Pourquoi tant d'engouement pour un film toutefois très inégal? On passe d'un humour pas toujours très fin à une sensiblerie un peu trop marquée. Même si les acteurs sont très bons (quel casting!) ils ne sont pas ici au sommet de leur art. Un film très décevant comparé aux critiques qui lui sont attribuées.
Film Nul, ennuyant, je pense que ceux qui aime ce film sont des nostalique de maryline monro... conseil ne regarder pas ce film si vous n'etes pas fan de maryline monro...
Pas le meilleur film de John Huston, mais quel casting. Et pourquoi dans l'annonce ne pas mettre en exergue la présence de Monty : Montgomery Clift qui est à mon sens un des plus prodigieux acteurs de cette époque. Voir en particulier "Tant qu'il y aura des hommes" où le grand homme du film n'est pas Burt Lancaster ni Frank Sinatra mais Montgomery Clift alias Monty.
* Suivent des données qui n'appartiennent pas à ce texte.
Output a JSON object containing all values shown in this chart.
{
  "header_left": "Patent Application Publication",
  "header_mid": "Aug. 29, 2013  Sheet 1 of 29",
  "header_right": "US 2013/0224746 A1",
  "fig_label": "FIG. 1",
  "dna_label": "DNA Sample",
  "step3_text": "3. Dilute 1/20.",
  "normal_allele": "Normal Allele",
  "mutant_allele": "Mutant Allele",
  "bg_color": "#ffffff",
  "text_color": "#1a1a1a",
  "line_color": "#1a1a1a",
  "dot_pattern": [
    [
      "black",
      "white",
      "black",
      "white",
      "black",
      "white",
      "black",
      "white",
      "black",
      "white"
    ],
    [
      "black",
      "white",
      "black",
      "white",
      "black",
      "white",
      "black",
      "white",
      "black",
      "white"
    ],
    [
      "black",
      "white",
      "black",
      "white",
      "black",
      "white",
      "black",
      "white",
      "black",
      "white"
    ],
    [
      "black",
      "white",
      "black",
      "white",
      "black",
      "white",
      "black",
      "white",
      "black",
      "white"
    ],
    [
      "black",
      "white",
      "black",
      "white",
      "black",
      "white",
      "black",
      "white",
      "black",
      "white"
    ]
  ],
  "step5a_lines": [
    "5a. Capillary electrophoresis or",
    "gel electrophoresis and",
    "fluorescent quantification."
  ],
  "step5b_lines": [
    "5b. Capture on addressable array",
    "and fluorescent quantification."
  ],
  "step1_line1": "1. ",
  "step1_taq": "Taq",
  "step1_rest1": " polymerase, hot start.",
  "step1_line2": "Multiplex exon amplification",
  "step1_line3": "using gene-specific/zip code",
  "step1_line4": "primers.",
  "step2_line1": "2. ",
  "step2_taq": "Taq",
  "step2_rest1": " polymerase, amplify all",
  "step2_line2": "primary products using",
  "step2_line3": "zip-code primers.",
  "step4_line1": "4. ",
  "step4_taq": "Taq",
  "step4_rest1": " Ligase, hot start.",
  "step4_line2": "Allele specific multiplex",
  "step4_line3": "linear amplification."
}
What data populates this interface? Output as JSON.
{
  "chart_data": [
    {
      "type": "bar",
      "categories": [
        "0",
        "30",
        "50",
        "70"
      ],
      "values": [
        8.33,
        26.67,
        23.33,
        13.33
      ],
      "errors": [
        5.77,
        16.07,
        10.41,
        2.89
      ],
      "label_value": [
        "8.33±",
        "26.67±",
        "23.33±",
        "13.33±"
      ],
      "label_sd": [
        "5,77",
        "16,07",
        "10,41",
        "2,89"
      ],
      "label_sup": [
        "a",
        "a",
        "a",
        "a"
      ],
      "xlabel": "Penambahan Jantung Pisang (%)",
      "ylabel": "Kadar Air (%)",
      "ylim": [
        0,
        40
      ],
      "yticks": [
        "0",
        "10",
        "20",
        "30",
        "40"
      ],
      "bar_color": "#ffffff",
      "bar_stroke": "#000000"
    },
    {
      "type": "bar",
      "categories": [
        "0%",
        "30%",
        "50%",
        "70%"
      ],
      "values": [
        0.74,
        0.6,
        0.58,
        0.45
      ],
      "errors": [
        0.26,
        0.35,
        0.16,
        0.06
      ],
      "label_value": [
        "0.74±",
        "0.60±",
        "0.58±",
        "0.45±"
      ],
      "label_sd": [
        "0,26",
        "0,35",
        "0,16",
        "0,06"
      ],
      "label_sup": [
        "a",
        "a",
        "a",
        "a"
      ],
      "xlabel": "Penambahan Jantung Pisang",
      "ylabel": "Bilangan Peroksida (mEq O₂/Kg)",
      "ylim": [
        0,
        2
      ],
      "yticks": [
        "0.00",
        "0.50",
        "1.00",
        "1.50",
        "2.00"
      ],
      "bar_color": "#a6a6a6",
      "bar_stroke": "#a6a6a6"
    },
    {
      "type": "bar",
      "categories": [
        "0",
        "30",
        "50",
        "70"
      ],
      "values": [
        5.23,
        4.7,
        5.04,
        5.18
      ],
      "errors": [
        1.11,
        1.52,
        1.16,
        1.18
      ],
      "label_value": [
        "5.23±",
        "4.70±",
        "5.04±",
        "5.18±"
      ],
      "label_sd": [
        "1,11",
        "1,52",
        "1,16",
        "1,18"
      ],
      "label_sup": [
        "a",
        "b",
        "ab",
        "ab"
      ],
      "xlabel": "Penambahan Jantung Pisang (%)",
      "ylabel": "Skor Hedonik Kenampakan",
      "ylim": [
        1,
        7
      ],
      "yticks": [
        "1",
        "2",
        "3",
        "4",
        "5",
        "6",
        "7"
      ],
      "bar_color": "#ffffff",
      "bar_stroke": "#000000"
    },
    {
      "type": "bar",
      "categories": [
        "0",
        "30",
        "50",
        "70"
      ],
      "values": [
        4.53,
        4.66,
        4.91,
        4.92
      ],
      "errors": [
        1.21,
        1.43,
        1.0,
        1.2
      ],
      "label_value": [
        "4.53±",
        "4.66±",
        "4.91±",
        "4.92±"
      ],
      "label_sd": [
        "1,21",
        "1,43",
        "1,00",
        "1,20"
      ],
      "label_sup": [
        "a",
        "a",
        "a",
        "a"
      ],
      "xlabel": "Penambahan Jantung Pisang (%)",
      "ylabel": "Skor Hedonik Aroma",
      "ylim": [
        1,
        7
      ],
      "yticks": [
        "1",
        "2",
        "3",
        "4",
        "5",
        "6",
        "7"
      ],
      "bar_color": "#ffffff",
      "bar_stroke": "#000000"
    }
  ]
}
”Les Désaxés” (The Misfits) est surtout célèbre pour son casting légendaire, et j’ai d’ailleurs eu l’impression que c’était là le principal intérêt du film. On y retrouve Marilyn Monroe et Clark Gable dans ce qui sera leur dernier long-métrage, aux côtés de Montgomery Clift et Eli Wallach. Heureusement que le film bénéficie d'une telle distribution, car il fallait des acteurs de ce calibre pour donner corps à ce club de paumés. Marilyn Monroe apporte toute sa sensibilité et sa sensualité à son personnage, Clark Gable insuffle son charisme naturel à ce cow-boy macho, et Montgomery Clift incarne à la perfection un homme si désabusé qu’il a besoin de souffrir pour se sentir vivant. Enfin, Eli Wallach est très convaincant en veuf incapable de se projeter dans l’avenir. Le souci, c’est qu'au-delà de ses interprètes, le film s’avère très ennuyeux, la faute à un scénario particulièrement limité. On a la sensation de suivre une équipe déconnectée du réel sans qu'il ne se passe grand-chose. Pire encore, l'émotion ne prend pas et certaines scènes frisent la caricature, notamment à travers le rôle de Marilyn Monroe, un peu trop cantonnée à celui de la ravissante idiote. Je n’ai pas non plus ressenti de véritable message dénonçant le massacre des chevaux sauvages par les cow-boys. Au final, je n’ai pas vraiment compris l'engouement autour de cette œuvre. C’est sans doute une question de sensibilité : n’étant pas adepte des films bavards et conceptuels de la Nouvelle Vague, je suppose que ”Les Désaxés” s'inscrit trop dans cette lignée pour me plaire. En clair, c’est un film qui s’adresse à un public averti dont je ne fais manifestement pas partie.
Avec Les Désaxés, John Huston signe un crépuscule hollywoodien d’une mélancolie presque documentaire, où chaque personnage semble déjà hanté par sa propre disparition. Le scénario d’Arthur Miller dissèque avec une lucidité désabusée les illusions américaines, entre virilité vacillante, solitude affective et impossibilité d’appartenir durablement au monde moderne. Marilyn Monroe y trouve sans doute son rôle le plus fragile et le plus sincère, tandis que Clark Gable impose une présence bouleversante de fatigue et d’orgueil blessé. La sécheresse du désert du Nevada devient un miroir émotionnel d’une puissance rare, accentuée par le noir et blanc austère de Russell Metty. Malgré quelques longueurs contemplatives, le film conserve une force testamentaire fascinante.